Rocuronium has an intermediate duration of action of about 30 min, but with a rapid onset of action (1–2 min) comparable with that of suxamethonium (1–1.5 min). It has minimal cardiovascular effects.

Reversal of neuromuscular blockade Neostigmine IV quickly reverses the action of competitive neuromuscular blockers. Atropine or glycopyrronium is given first to prevent parasympathetic effects. Sugammadex binds to the steroidal drugs vecuronium and rocuronium forming an inactive complex.

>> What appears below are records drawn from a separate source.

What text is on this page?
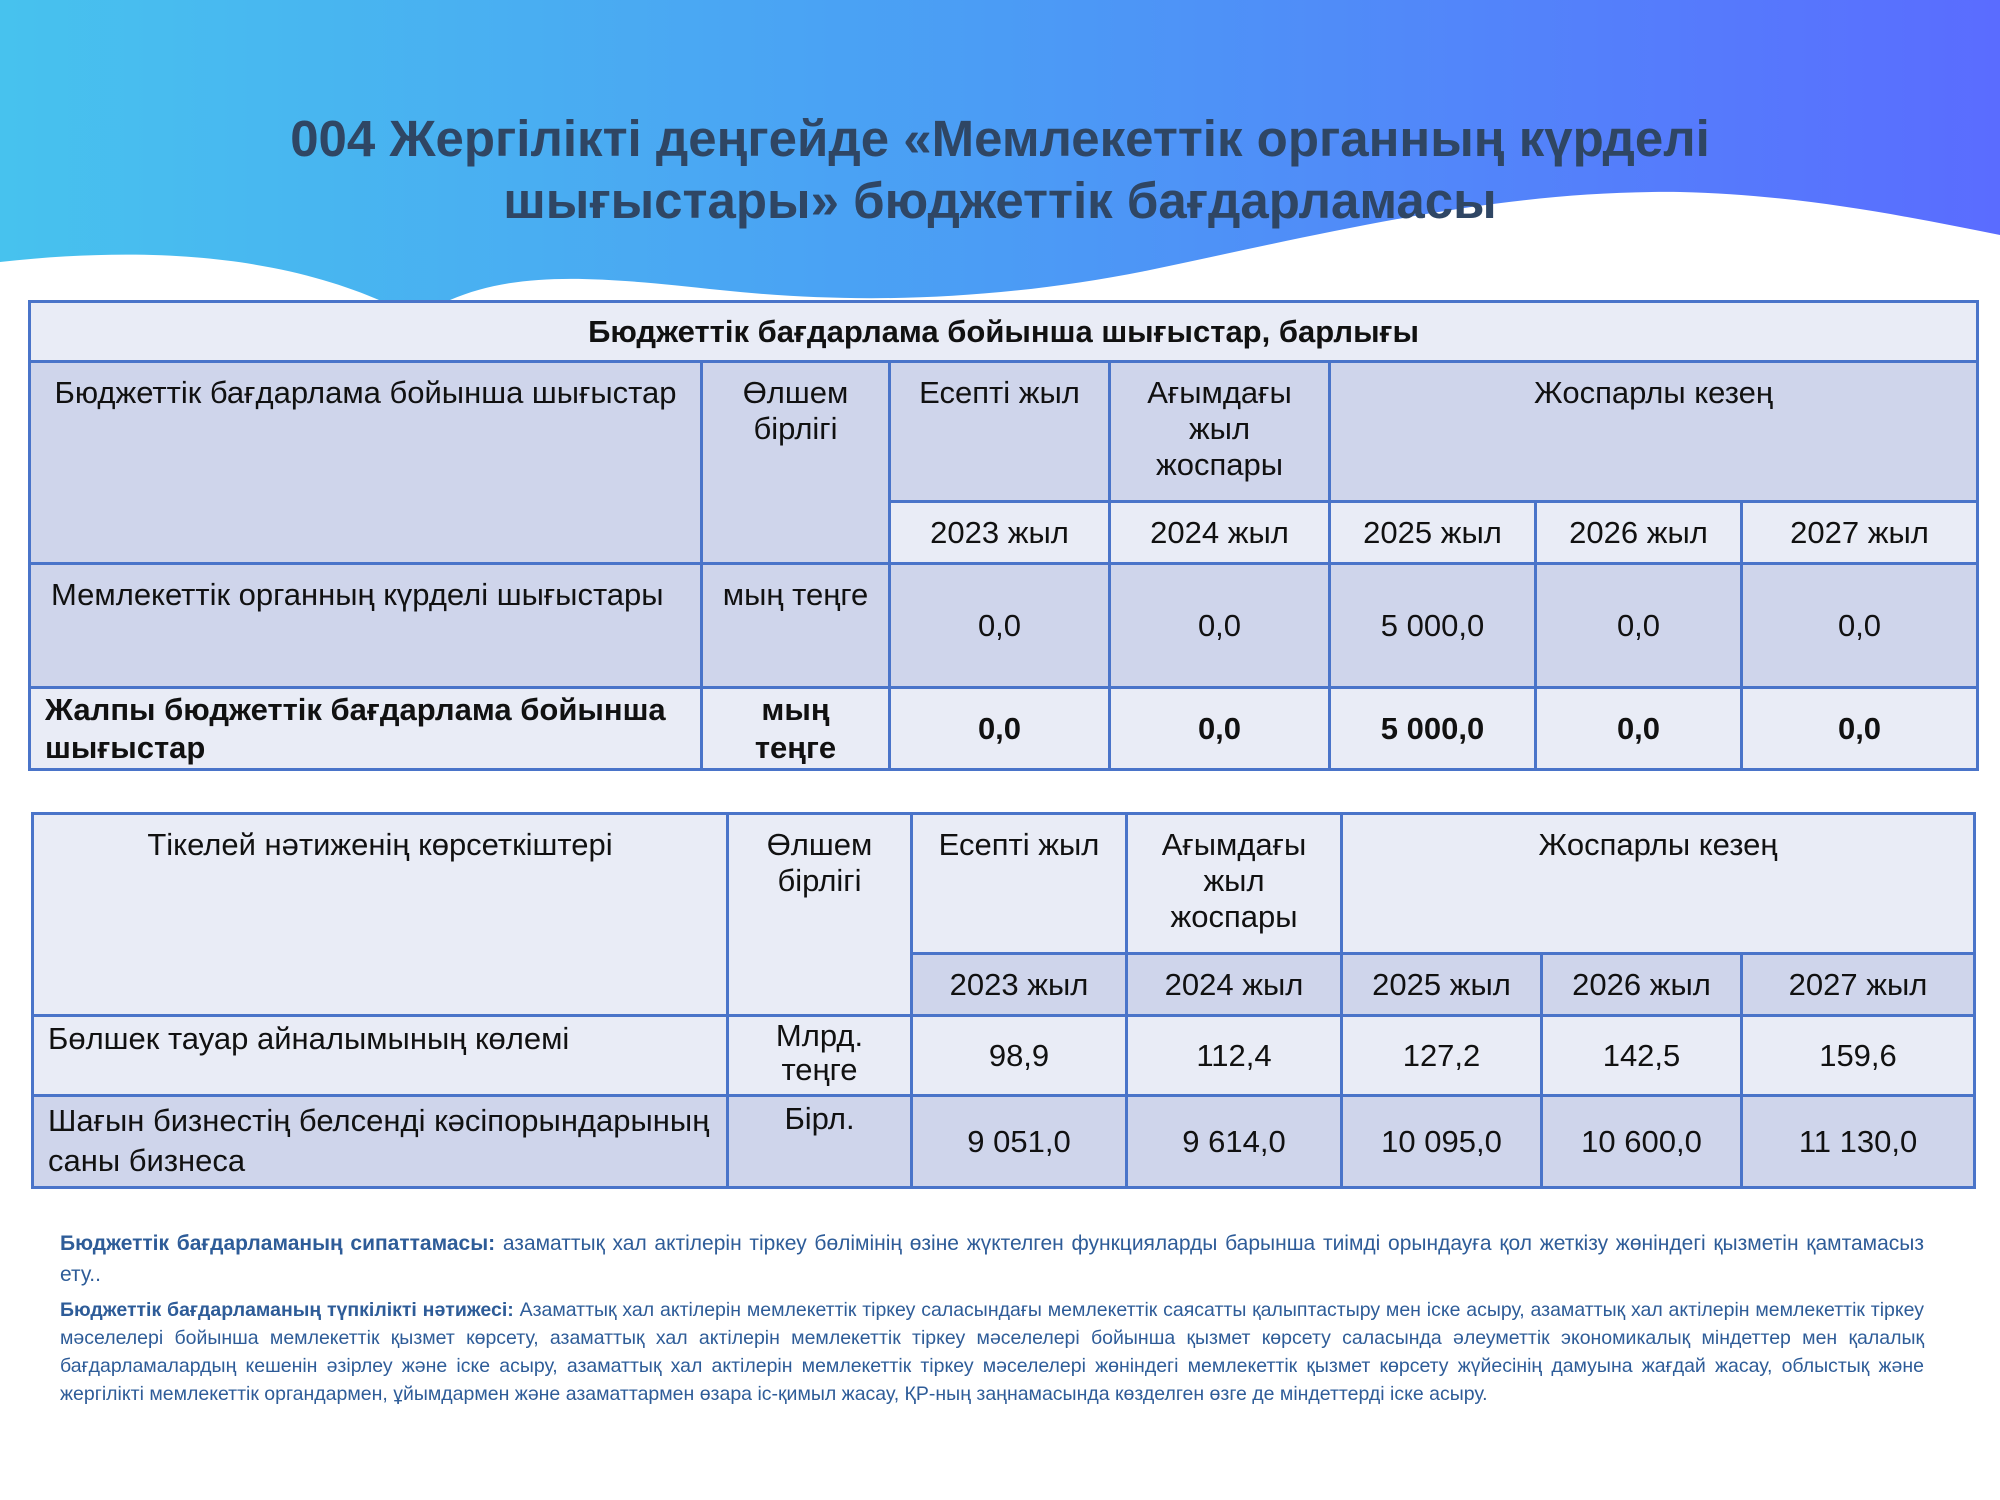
004 Жергілікті деңгейде «Мемлекеттік органның күрделі
шығыстары» бюджеттік бағдарламасы
Бюджеттік бағдарлама бойынша шығыстар, барлығы						
Бюджеттік бағдарлама бойынша шығыстар	Өлшем бірлігі	Есепті жыл	Ағымдағы жыл жоспары	Жоспарлы кезең		
		2023 жыл	2024 жыл	2025 жыл	2026 жыл	2027 жыл
Мемлекеттік органның күрделі шығыстары	мың теңге	0,0	0,0	5 000,0	0,0	0,0
Жалпы бюджеттік бағдарлама бойынша шығыстар	мың теңге	0,0	0,0	5 000,0	0,0	0,0
Тікелей нәтиженің көрсеткіштері	Өлшем бірлігі	Есепті жыл	Ағымдағы жыл жоспары	Жоспарлы кезең		
		2023 жыл	2024 жыл	2025 жыл	2026 жыл	2027 жыл
Бөлшек тауар айналымының көлемі	Млрд. теңге	98,9	112,4	127,2	142,5	159,6
Шағын бизнестің белсенді кәсіпорындарының саны бизнеса	Бірл.	9 051,0	9 614,0	10 095,0	10 600,0	11 130,0

Бюджеттік бағдарламаның сипаттамасы: азаматтық хал актілерін тіркеу бөлімінің өзіне жүктелген функцияларды барынша тиімді орындауға қол жеткізу жөніндегі қызметін қамтамасыз ету..

Бюджеттік бағдарламаның түпкілікті нәтижесі: Азаматтық хал актілерін мемлекеттік тіркеу саласындағы мемлекеттік саясатты қалыптастыру мен іске асыру, азаматтық хал актілерін мемлекеттік тіркеу мәселелері бойынша мемлекеттік қызмет көрсету, азаматтық хал актілерін мемлекеттік тіркеу мәселелері бойынша қызмет көрсету саласында әлеуметтік экономикалық міндеттер мен қалалық бағдарламалардың кешенін әзірлеу және іске асыру, азаматтық хал актілерін мемлекеттік тіркеу мәселелері жөніндегі мемлекеттік қызмет көрсету жүйесінің дамуына жағдай жасау, облыстық және жергілікті мемлекеттік органдармен, ұйымдармен және азаматтармен өзара іс-қимыл жасау, ҚР-ның заңнамасында көзделген өзге де міндеттерді іске асыру.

Depolarizing neuromuscular blocking drugs

Suxamethonium (succinylcholine) is used because of its rapid onset and very short duration of action (2–6 min). The drug is normally hydrolysed rapidly by plasma pseudocholinesterase, but a few people (about 1 in 3000) inherit an atypical form of the enzyme and, in such individuals, the neuromuscular block may last for hours. Suxamethonium depolarizes the endplate and, because the drug does not dissociate rapidly from the receptors, a prolonged receptor activation is produced. The resulting endplate depolarization initially causes a brief train of muscle action potentials and muscle fibre twitches. Neuromuscular block then occurs as a result of several factors which include: (i) inactivation of the voltage‐sensitive Na+ channels in the surrounding muscle fibre membrane, so that action potentials are no longer generated; and (ii) transformation of the activated receptors to a ‘desensitized’ state, unresponsive to ACh. The main disadvantage of suxamethonium is that the initial asynchronous muscle fibre twitches cause damage, which often results in muscle pains the next day. The damage also causes potassium release. Repeated doses of suxamethonium may cause bradycardia in the absence of atropine (a muscarinic effect).

Note

* Pentameric nicotinic receptors also occur in autonomic ganglia and the brain. They have variants of the α‐ and β‐subunit and a different pharmacology.